Вскоре показался величественный генерал на тяжелом, малоподвижном коне, окруженный плотным конвоем.

«Михаил Илларионович, да будет к нему милостив Аллах, никогда не выезжал под такой внушительной охраной», — насмешливо подумал Кахым.

На него строго глянули оловянного отблеска глаза на болезненно белом, с тщательно промытыми морщинами лице.

Кахым отрапортовал, что полк в полной боевой готовности и ждет приказа.

— М-да, отлично, — милостиво улыбнулся Беннигсен. — Я вас где-то встречал…

— Я служил офицером связи у генерала Коновницына в Главной квартире, ваше превосходительство, пока не получил Первый башкирский казачий полк.

— М-да, узнаю. Вне строя можете называть меня Леонтием Леонтиевичем. — Иссиня-белые губы раздвинулись от еще более благосклонной улыбки. — Отъедемте в сторону.

Кахыма насторожило, что обычно высокомерный генерал держится с ним так просто — в Тарутино он проходил мимо вытянувшегося, откозырявшего башкира, как мимо столба, не кивал и не отвечал на приветствие по уставу.

Леонтий Леонтиевич с седла рассказал тоже сидевшему на иноходце Кахыму, что этот день принес императору Александру сплошные огорчения. Царь со свитой находился на Вахтенбергской возвышенности около Гюльденшоссе. Первая атака французских позиций провалилась — с потерями наши и прусские войска откатились. Царь приказал гренадерскому корпусу Раевского наступать от Трюна на Ауенгайн. Три сотни казаков сумели перейти через горную речку, зацепились за берег, но дальше не продвинулись. Кровавые схватки за Вахау, Линденау и Меккерне закончились вничью: французы не отступили, а мы не продвинулись.

— Я предложил их величеству бросить с фланга по тылам противника башкирские казачьи полки, — вдруг хвастливо заявил Беннигсен. — Ваши всадники на выносливых степных лошадях пройдут и леса, и болота! Я поручился императору, что ваш полк пойдет головным, прорвет фронт, а следом хлынут находящиеся под моим командованием Четвертый, Пятый, Девятый и Четырнадцатый башкирские казачьи полки. Форсированный марш башкирской конницы, находящейся в моей армии, сломит устойчивость обороны противника! — Генерал выговаривал с упоением: «под моим командованием», «в моей армии», будто осчастливливал этим Кахыма.

«Эге, вот почему ты, старый придворный лис, ластишься ко мне, — брезгливо подумал Кахым. — Твоя армия не выполнила сегодня боевой задачи, вот ты и заметался, примчался ко мне и открыто умасливаешь… А ведь ты меня, дикаря, презираешь до глубины души! Но приказ есть приказ… Приказ не обсуждается, а выполняется».

— Оправдаю доверие, ваше превосходительство! — отчеканил Кахым, приложив руку к козырьку.

Беннигсен облегченно перевел дыхание:

— Леонтий Леонтиевич, Леонтий Леонтиевич, без официальностей, — слащаво усмехнулся он. — Никогда в вас не сомневался. Еще в Тарутинском лагере достойно оценил ваш ум!

— Вчера и сегодня на рассвете мои разведчики тщательно изучили окрестность, нашли удобные скрытые тропы. Сотники поведут джигитов бесшумно и уверенно. В ночь выступаем.

— Ну, с Богом, в добрый час! — православный немец с показным благочестием перекрестился. — Не провожайте меня, не провожайте!.. Завтра мой штаб разместится на высотке у городка Пильниц. Разумеется, и я там буду, лично возглавлю фронтальную атаку пехоты.
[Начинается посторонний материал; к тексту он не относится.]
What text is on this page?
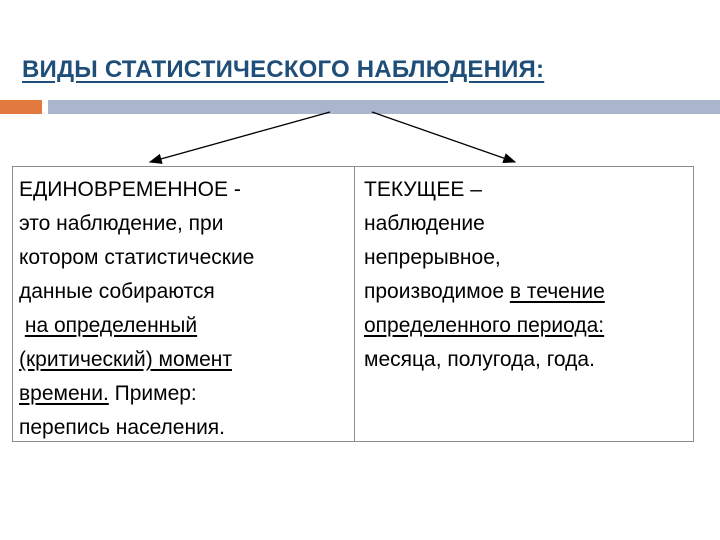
ВИДЫ СТАТИСТИЧЕСКОГО НАБЛЮДЕНИЯ:
ЕДИНОВРЕМЕННОЕ -
это наблюдение, при
котором статистические
данные собираются
на определенный
(критический) момент
времени. Пример:
перепись населения.
ТЕКУЩЕЕ –
наблюдение
непрерывное,
производимое в течение
определенного периода:
месяца, полугода, года.
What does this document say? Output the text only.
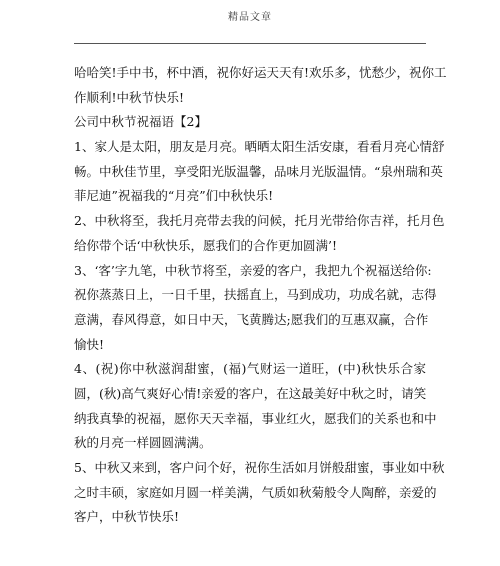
精品文章
哈哈笑!手中书，杯中酒，祝你好运天天有!欢乐多，忧愁少，祝你工
作顺利!中秋节快乐!
公司中秋节祝福语【2】
1、家人是太阳，朋友是月亮。晒晒太阳生活安康，看看月亮心情舒
畅。中秋佳节里，享受阳光版温馨，品味月光版温情。“泉州瑞和英
菲尼迪”祝福我的“月亮”们中秋快乐!
2、中秋将至，我托月亮带去我的问候，托月光带给你吉祥，托月色
给你带个话‘中秋快乐，愿我们的合作更加圆满’!
3、‘客’字九笔，中秋节将至，亲爱的客户，我把九个祝福送给你:
祝你蒸蒸日上，一日千里，扶摇直上，马到成功，功成名就，志得
意满，春风得意，如日中天，飞黄腾达;愿我们的互惠双赢，合作
愉快!
4、(祝)你中秋滋润甜蜜，(福)气财运一道旺，(中)秋快乐合家
圆，(秋)高气爽好心情!亲爱的客户，在这最美好中秋之时，请笑
纳我真挚的祝福，愿你天天幸福，事业红火，愿我们的关系也和中
秋的月亮一样圆圆满满。
5、中秋又来到，客户问个好，祝你生活如月饼般甜蜜，事业如中秋
之时丰硕，家庭如月圆一样美满，气质如秋菊般令人陶醉，亲爱的
客户，中秋节快乐!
«Без вашего личного управления боем наверняка атака пройдет удачнее», — подумал Кахым, но пришлось молчать и почтительно козырять отъезжавшему из лагеря полка генералу.
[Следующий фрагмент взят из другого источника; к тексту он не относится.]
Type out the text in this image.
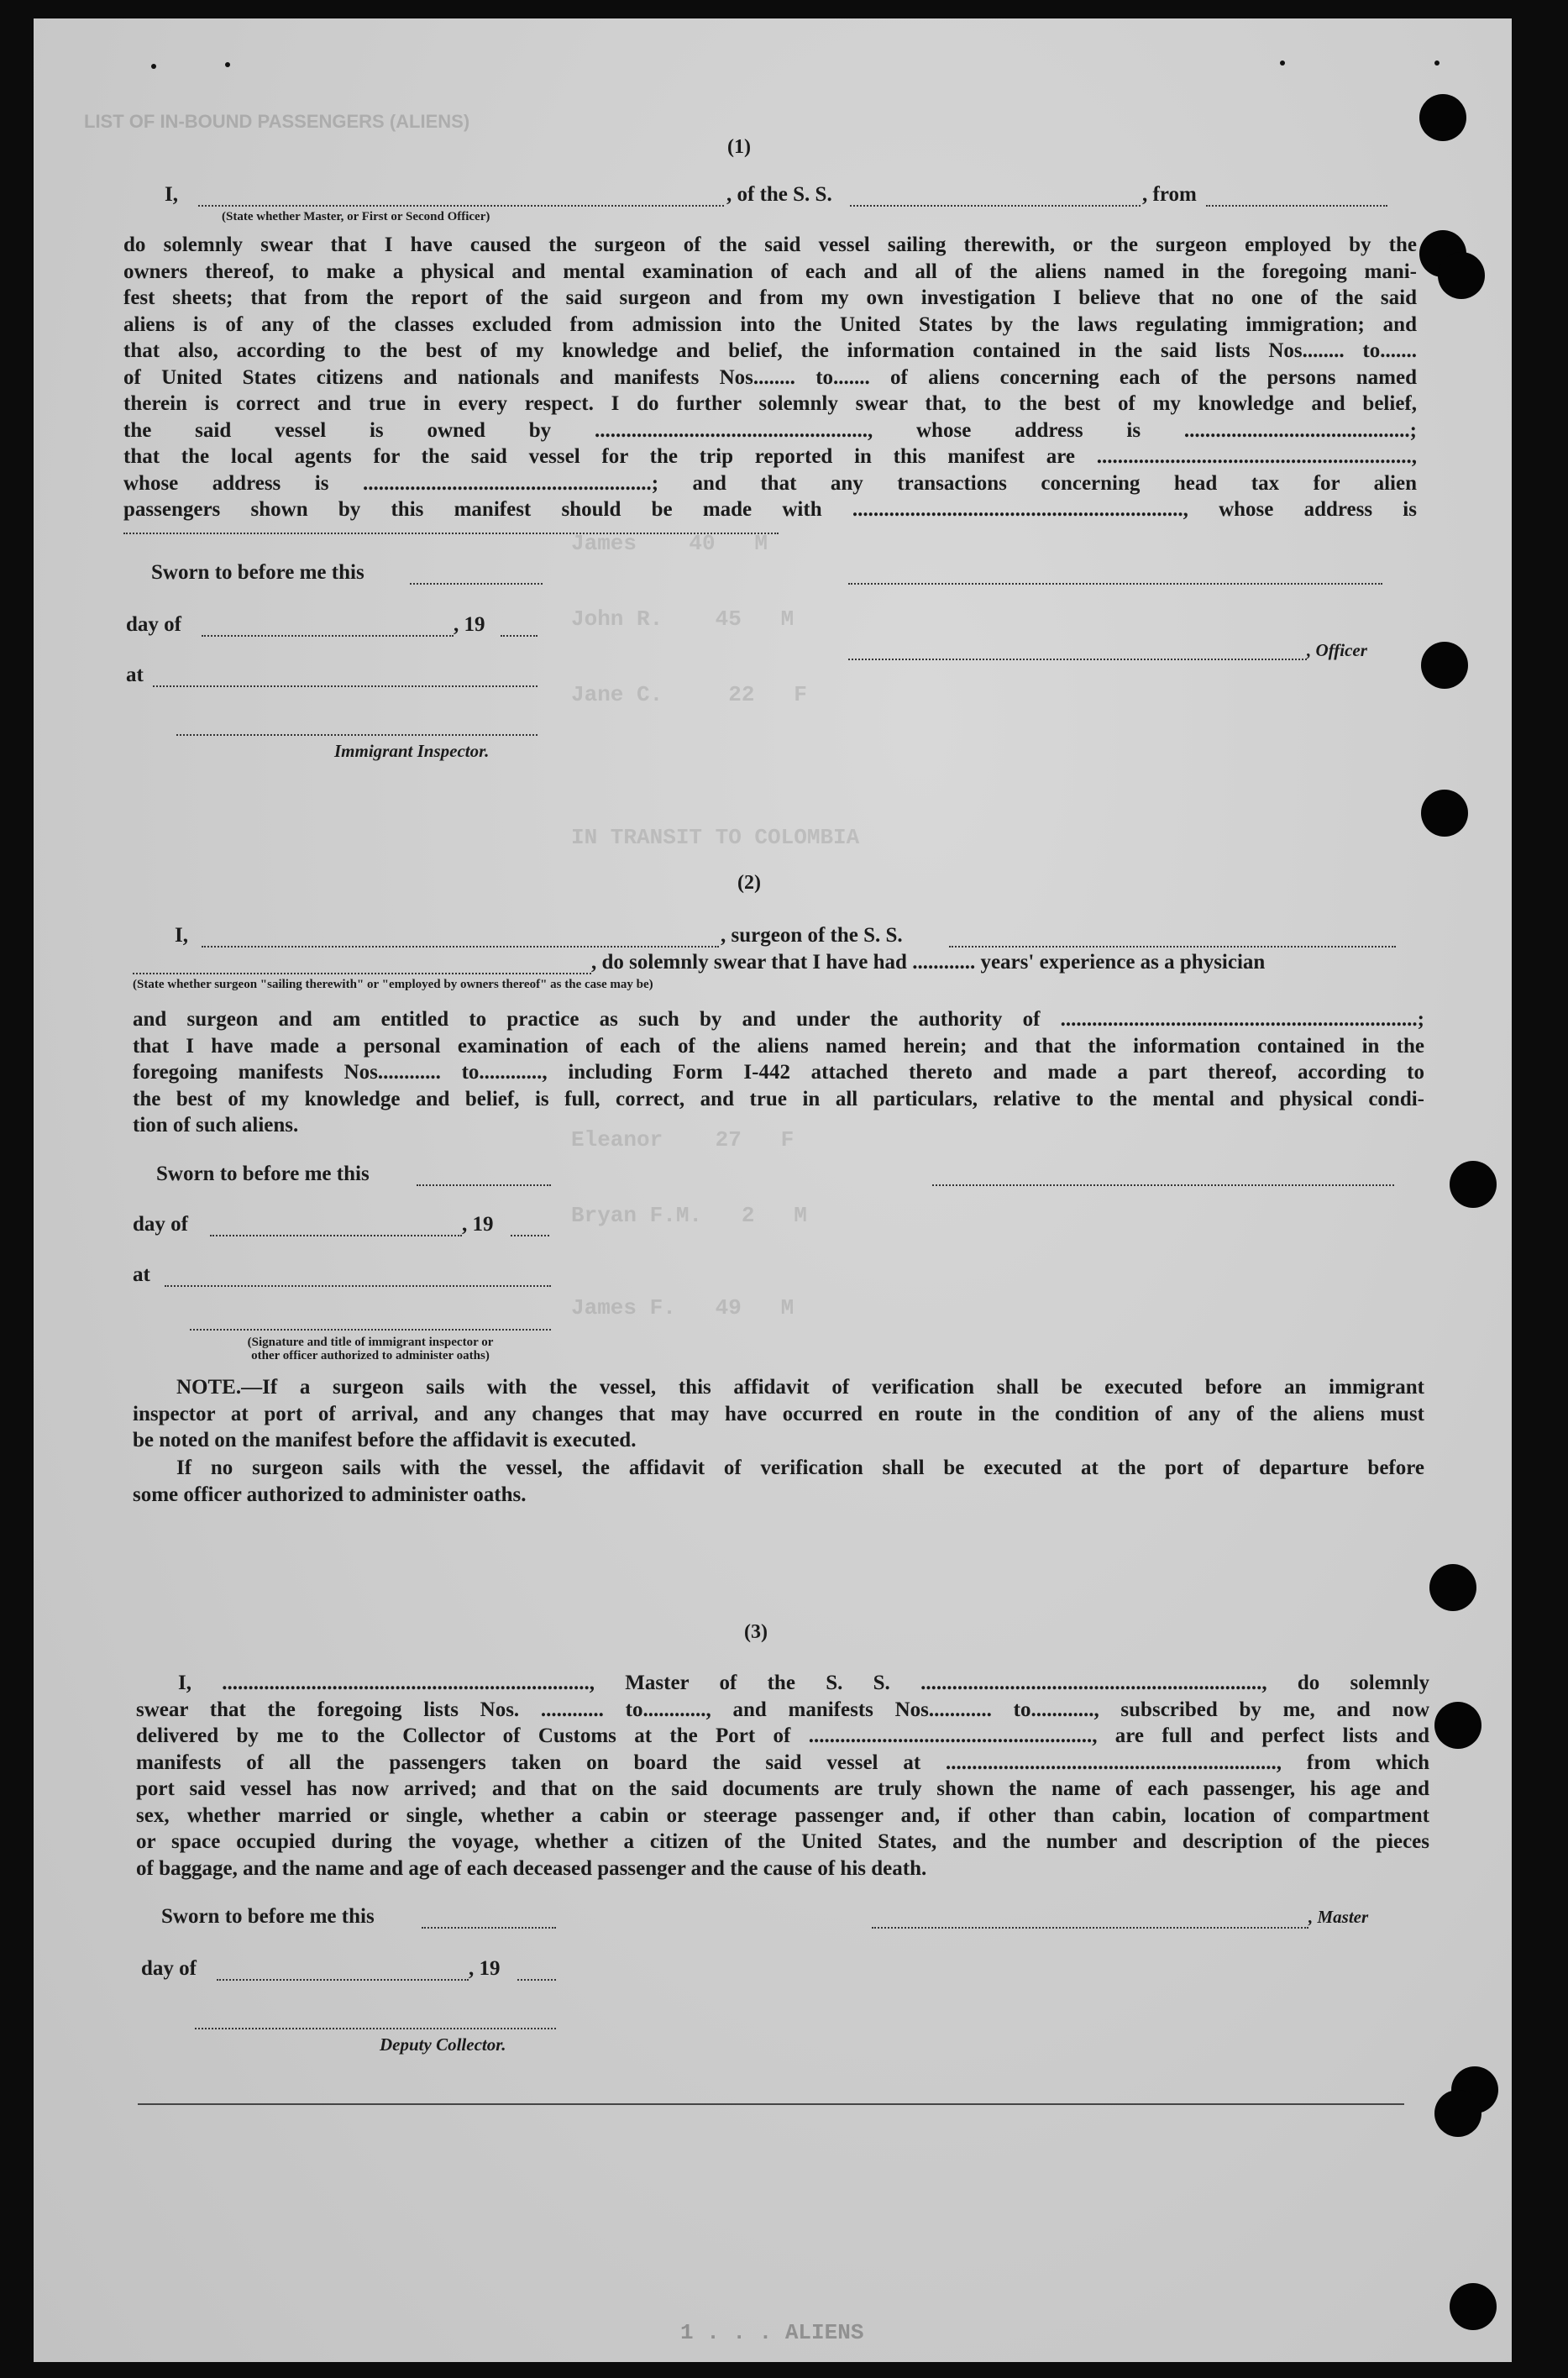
LIST OF IN-BOUND PASSENGERS (ALIENS)
James    40   M
John R.    45   M
Jane C.     22   F
IN TRANSIT TO COLOMBIA
Eleanor    27   F
Bryan F.M.   2   M
James F.   49   M
(1)
I,	, of the S. S.	, from
(State whether Master, or First or Second Officer)
do solemnly swear that I have caused the surgeon of the said vessel sailing therewith, or the surgeon employed by the
owners thereof, to make a physical and mental examination of each and all of the aliens named in the foregoing mani-
fest sheets; that from the report of the said surgeon and from my own investigation I believe that no one of the said
aliens is of any of the classes excluded from admission into the United States by the laws regulating immigration; and
that also, according to the best of my knowledge and belief, the information contained in the said lists Nos........ to.......
of United States citizens and nationals and manifests Nos........ to....... of aliens concerning each of the persons named
therein is correct and true in every respect. I do further solemnly swear that, to the best of my knowledge and belief,
the said vessel is owned by ...................................................., whose address is ...........................................;
that the local agents for the said vessel for the trip reported in this manifest are ............................................................,
whose address is .......................................................; and that any transactions concerning head tax for alien
passengers shown by this manifest should be made with ..............................................................., whose address is
Sworn to before me this
day of	, 19
, Officer
at
Immigrant Inspector.
(2)
I,	, surgeon of the S. S.
, do solemnly swear that I have had ............ years' experience as a physician
(State whether surgeon "sailing therewith" or "employed by owners thereof" as the case may be)
and surgeon and am entitled to practice as such by and under the authority of ....................................................................;
that I have made a personal examination of each of the aliens named herein; and that the information contained in the
foregoing manifests Nos............ to............, including Form I-442 attached thereto and made a part thereof, according to
the best of my knowledge and belief, is full, correct, and true in all particulars, relative to the mental and physical condi-
tion of such aliens.
Sworn to before me this
day of	, 19
at
(Signature and title of immigrant inspector or
other officer authorized to administer oaths)
NOTE.—If a surgeon sails with the vessel, this affidavit of verification shall be executed before an immigrant
inspector at port of arrival, and any changes that may have occurred en route in the condition of any of the aliens must
be noted on the manifest before the affidavit is executed.
If no surgeon sails with the vessel, the affidavit of verification shall be executed at the port of departure before
some officer authorized to administer oaths.
(3)
I, ......................................................................, Master of the S. S. ................................................................., do solemnly
swear that the foregoing lists Nos. ............ to............, and manifests Nos............ to............, subscribed by me, and now
delivered by me to the Collector of Customs at the Port of ......................................................, are full and perfect lists and
manifests of all the passengers taken on board the said vessel at ..............................................................., from which
port said vessel has now arrived; and that on the said documents are truly shown the name of each passenger, his age and
sex, whether married or single, whether a cabin or steerage passenger and, if other than cabin, location of compartment
or space occupied during the voyage, whether a citizen of the United States, and the number and description of the pieces
of baggage, and the name and age of each deceased passenger and the cause of his death.
Sworn to before me this	, Master
day of	, 19
Deputy Collector.
1 . . . ALIENS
Кахым, избавившись от коварного Леонтия Леонтиевича, начал немедленно действовать — созвал сотников и снова повторил с ними, проверил, как усвоили маршруты, ночью ведь карту не развернешь… Послал вестовых в соседние башкирские полки с просьбой прислать к нему в головной полк связных офицеров потолковее, порасторопнее, чтобы на марше они запомнили дорогу и, вернувшись к своим, повели сотни за Кахымом, а не наобум.
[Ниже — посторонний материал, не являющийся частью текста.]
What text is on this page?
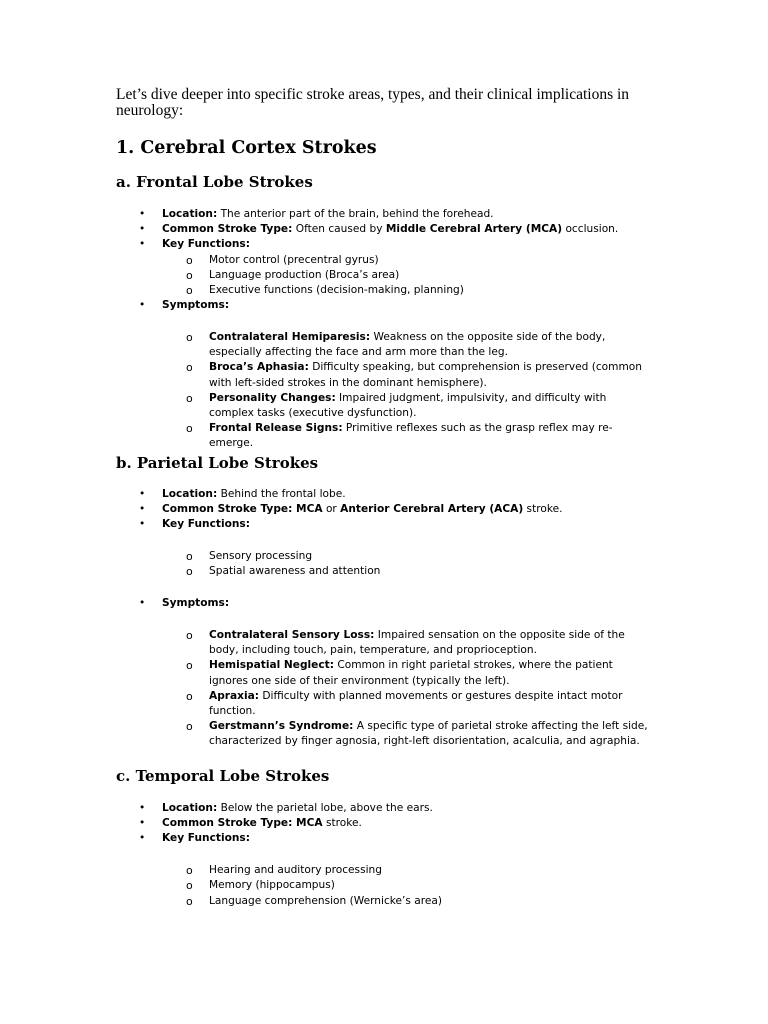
Let’s dive deeper into specific stroke areas, types, and their clinical implications in neurology:

1. Cerebral Cortex Strokes
a. Frontal Lobe Strokes
• Location: The anterior part of the brain, behind the forehead.
• Common Stroke Type: Often caused by Middle Cerebral Artery (MCA) occlusion.
• Key Functions:
o Motor control (precentral gyrus)
o Language production (Broca’s area)
o Executive functions (decision-making, planning)
• Symptoms:
o Contralateral Hemiparesis: Weakness on the opposite side of the body, especially affecting the face and arm more than the leg.
o Broca’s Aphasia: Difficulty speaking, but comprehension is preserved (common with left-sided strokes in the dominant hemisphere).
o Personality Changes: Impaired judgment, impulsivity, and difficulty with complex tasks (executive dysfunction).
o Frontal Release Signs: Primitive reflexes such as the grasp reflex may re-emerge.
b. Parietal Lobe Strokes
• Location: Behind the frontal lobe.
• Common Stroke Type: MCA or Anterior Cerebral Artery (ACA) stroke.
• Key Functions:
o Sensory processing
o Spatial awareness and attention
• Symptoms:
o Contralateral Sensory Loss: Impaired sensation on the opposite side of the body, including touch, pain, temperature, and proprioception.
o Hemispatial Neglect: Common in right parietal strokes, where the patient ignores one side of their environment (typically the left).
o Apraxia: Difficulty with planned movements or gestures despite intact motor function.
o Gerstmann’s Syndrome: A specific type of parietal stroke affecting the left side, characterized by finger agnosia, right-left disorientation, acalculia, and agraphia.
c. Temporal Lobe Strokes
• Location: Below the parietal lobe, above the ears.
• Common Stroke Type: MCA stroke.
• Key Functions:
o Hearing and auditory processing
o Memory (hippocampus)
o Language comprehension (Wernicke’s area)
Мулла Карагош наскоро сотворил намаз, благословил джигитов.

И полк тронулся в путь. Разведчики не сбились, но тропы через болото были такими узкими, что пришлось двигаться гуськом, лошадь за лошадью. Болото от дождей вздыбилось в берегах, колдобины на тропе залило водою и грязью, вскоре лошади и всадники были заляпаны ошметками. И опять зарядил дождь, дробный, частый. На болоте зловеще пучились пузыри от испарений. Но Кахым радовался непогоде — французские часовые забьются под навесы, в сараи, чтобы не мокнуть; кто же поверит, что в такую темь, да под непрекращающимся дождем русские рискнут лезть через трясину в логово врага.